Many organizations fall prey to a common mistake when it comes to executive compensation: they only worry about it when they need to. Credit unions are no exception, especially when many senior executives may serve for 10 years or more before leaving the helm. This can leave the credit union unprepared to deal with filling the vacancy when the time comes.
“The hiring market is much more competitive and as credit unions get bigger, the space they’re competing in is changing,” said Mark Angott, president of Angott Search Group, a globally recognized leader in executive recruitment. “Credit unions are now competing very strongly in the retail banking space. If you talk to credit union executives, they’ll admit that the current hiring market for management can be a challenge. A lot of senior leadership teams will be short handed in upcoming years due to retirement or because they are too small for the organization. This is also a board-level issue as well since CEOs are retiring too.”
Credit unions should make it a priority to prepare their boards for the eventuality of hiring new leadership and how to compensate those positions. Executive compensation plans have changed in recent years and have outgrown just the paycheck, which incidentally, has grown as well.
There are more options for benefits, deferred compensation and growth opportunities. Compensation packages have become a fluid component with increasing input from candidates. Organizations that offer more flexibility to potential leaders have the highest chance of securing the best, and this includes hiring from within.
“Many credit unions do not have an adequate succession plan in place,” Angott noted. “They may have had one five years ago, but the industry is much more competitive now. You have to make sure you’re competitive, have an incentive compensation plan that is competitive, a benefits package that is up to date. Doing whatever it takes to attract the right type of person.”
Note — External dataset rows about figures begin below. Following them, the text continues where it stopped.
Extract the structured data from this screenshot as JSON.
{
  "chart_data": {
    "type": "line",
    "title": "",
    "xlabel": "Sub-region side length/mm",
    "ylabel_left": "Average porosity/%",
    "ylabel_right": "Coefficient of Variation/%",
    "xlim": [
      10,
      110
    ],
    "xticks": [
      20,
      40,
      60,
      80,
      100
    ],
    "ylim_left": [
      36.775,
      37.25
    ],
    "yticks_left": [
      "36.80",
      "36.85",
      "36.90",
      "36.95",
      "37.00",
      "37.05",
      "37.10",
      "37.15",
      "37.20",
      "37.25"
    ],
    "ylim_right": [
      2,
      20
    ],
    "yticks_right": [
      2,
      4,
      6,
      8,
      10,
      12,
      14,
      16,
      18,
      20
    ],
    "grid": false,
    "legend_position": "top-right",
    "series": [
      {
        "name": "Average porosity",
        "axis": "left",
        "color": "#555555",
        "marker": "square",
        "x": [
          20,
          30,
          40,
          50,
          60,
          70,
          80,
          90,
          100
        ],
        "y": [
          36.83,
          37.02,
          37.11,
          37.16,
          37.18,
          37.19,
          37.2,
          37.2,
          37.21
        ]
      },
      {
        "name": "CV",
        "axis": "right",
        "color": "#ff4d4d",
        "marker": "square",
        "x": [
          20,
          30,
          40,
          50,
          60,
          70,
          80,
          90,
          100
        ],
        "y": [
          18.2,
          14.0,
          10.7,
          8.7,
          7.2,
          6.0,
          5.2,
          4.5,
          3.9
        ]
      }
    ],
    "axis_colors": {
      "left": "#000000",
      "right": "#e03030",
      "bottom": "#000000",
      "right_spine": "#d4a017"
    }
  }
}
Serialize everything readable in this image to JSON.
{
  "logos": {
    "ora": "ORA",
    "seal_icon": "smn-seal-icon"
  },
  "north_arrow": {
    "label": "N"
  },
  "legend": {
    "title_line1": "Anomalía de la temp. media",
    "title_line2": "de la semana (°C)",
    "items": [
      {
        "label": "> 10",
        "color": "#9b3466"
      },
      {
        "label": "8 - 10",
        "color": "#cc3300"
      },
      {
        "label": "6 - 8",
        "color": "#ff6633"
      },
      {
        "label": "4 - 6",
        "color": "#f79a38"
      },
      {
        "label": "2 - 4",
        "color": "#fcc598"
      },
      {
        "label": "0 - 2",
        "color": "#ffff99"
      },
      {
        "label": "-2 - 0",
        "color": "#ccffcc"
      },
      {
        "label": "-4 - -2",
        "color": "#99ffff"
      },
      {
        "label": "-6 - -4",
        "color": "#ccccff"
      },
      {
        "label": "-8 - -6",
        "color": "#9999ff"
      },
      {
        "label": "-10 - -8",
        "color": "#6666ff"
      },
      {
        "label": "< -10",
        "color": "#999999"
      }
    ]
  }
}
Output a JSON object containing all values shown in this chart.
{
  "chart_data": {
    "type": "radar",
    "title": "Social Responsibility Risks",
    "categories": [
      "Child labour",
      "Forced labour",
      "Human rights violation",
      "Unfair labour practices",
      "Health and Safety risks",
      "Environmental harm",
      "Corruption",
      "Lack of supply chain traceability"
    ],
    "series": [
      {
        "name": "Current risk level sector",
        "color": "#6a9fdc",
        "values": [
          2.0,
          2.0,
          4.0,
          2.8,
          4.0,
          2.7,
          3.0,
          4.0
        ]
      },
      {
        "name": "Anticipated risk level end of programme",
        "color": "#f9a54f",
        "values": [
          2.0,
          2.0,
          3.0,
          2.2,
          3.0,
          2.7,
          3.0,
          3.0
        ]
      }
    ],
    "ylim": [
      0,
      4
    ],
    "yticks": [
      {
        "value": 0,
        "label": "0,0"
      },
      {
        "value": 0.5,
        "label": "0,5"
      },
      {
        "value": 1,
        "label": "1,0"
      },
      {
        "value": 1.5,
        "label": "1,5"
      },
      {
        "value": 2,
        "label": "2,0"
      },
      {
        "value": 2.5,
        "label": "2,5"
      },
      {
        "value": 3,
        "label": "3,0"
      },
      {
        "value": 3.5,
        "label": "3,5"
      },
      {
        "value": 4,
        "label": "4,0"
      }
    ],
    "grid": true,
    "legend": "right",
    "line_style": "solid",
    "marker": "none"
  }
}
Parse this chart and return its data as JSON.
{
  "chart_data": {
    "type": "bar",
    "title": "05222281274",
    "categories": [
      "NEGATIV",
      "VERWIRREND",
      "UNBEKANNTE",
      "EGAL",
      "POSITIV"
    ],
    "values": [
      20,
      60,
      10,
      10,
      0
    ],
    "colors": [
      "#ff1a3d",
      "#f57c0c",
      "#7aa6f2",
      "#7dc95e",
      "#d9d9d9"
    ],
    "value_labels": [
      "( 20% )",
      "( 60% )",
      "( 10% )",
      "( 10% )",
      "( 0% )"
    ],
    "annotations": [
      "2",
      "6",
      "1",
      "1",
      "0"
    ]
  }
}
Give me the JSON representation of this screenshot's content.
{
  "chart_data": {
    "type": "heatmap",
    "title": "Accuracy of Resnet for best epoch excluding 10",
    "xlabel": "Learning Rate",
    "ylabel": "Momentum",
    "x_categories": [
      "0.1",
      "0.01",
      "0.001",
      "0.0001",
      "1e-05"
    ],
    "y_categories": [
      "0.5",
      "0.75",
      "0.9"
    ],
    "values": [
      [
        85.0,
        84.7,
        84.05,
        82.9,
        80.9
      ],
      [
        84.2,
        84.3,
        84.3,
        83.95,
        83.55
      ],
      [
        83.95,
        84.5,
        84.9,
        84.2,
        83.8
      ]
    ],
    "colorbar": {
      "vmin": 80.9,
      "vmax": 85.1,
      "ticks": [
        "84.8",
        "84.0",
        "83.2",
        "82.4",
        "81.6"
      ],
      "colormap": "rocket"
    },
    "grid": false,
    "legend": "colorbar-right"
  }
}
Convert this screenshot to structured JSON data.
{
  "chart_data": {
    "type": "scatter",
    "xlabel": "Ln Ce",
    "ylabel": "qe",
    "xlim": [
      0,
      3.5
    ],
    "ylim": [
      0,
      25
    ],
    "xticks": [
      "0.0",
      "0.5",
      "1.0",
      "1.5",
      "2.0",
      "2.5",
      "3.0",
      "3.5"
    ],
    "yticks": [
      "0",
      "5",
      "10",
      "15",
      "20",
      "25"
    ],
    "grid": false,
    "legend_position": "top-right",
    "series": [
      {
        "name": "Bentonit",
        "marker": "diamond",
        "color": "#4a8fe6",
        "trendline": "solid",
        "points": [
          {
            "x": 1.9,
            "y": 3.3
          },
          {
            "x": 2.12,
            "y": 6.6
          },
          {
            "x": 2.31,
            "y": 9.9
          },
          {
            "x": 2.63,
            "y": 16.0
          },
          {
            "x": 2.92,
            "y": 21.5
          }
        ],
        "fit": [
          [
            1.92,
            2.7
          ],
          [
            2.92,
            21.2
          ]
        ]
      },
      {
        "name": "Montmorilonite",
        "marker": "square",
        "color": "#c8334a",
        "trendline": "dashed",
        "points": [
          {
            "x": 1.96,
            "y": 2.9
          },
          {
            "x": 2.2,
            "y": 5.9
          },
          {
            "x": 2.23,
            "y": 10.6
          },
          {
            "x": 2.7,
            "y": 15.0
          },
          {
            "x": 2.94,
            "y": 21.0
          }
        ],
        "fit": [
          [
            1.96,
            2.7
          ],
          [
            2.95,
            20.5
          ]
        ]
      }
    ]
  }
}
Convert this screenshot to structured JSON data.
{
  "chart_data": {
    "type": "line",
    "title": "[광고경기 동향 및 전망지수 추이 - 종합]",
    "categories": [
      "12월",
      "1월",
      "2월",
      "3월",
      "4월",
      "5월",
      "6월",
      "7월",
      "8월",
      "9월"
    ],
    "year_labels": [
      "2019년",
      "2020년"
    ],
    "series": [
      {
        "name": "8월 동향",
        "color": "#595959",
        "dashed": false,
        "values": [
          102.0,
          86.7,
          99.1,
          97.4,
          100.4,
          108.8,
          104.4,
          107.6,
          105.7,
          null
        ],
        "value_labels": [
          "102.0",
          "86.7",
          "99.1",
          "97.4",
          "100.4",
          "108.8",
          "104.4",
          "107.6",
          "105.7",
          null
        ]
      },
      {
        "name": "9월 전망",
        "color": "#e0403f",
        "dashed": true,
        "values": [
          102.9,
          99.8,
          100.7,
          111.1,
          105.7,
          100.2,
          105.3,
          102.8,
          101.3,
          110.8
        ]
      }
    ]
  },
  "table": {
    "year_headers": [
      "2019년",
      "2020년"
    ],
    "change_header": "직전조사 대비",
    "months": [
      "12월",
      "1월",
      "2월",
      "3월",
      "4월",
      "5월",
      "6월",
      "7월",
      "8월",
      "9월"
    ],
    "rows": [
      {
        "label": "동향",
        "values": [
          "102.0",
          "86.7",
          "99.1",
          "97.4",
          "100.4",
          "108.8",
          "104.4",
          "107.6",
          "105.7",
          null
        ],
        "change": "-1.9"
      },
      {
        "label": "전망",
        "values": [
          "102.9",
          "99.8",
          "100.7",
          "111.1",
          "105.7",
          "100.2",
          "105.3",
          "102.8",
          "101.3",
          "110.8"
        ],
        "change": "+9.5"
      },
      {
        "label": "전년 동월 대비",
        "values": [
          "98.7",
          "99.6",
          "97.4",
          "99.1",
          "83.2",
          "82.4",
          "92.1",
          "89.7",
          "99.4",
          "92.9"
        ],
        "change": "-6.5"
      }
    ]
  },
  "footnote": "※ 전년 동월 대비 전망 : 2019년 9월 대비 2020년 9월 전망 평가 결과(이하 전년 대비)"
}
Enticing and market-competitive executive compensation plans are about more than bigger paychecks and bigger offices. At the same time, it isn’t all about compromise to attract talent who may ultimately not be a great fit for the organization, despite an impressive resume. HR should evaluate market trends, compensation requests from other leaders within the credit union, and industry resources to keep their executive compensation and succession plans appealing and viable.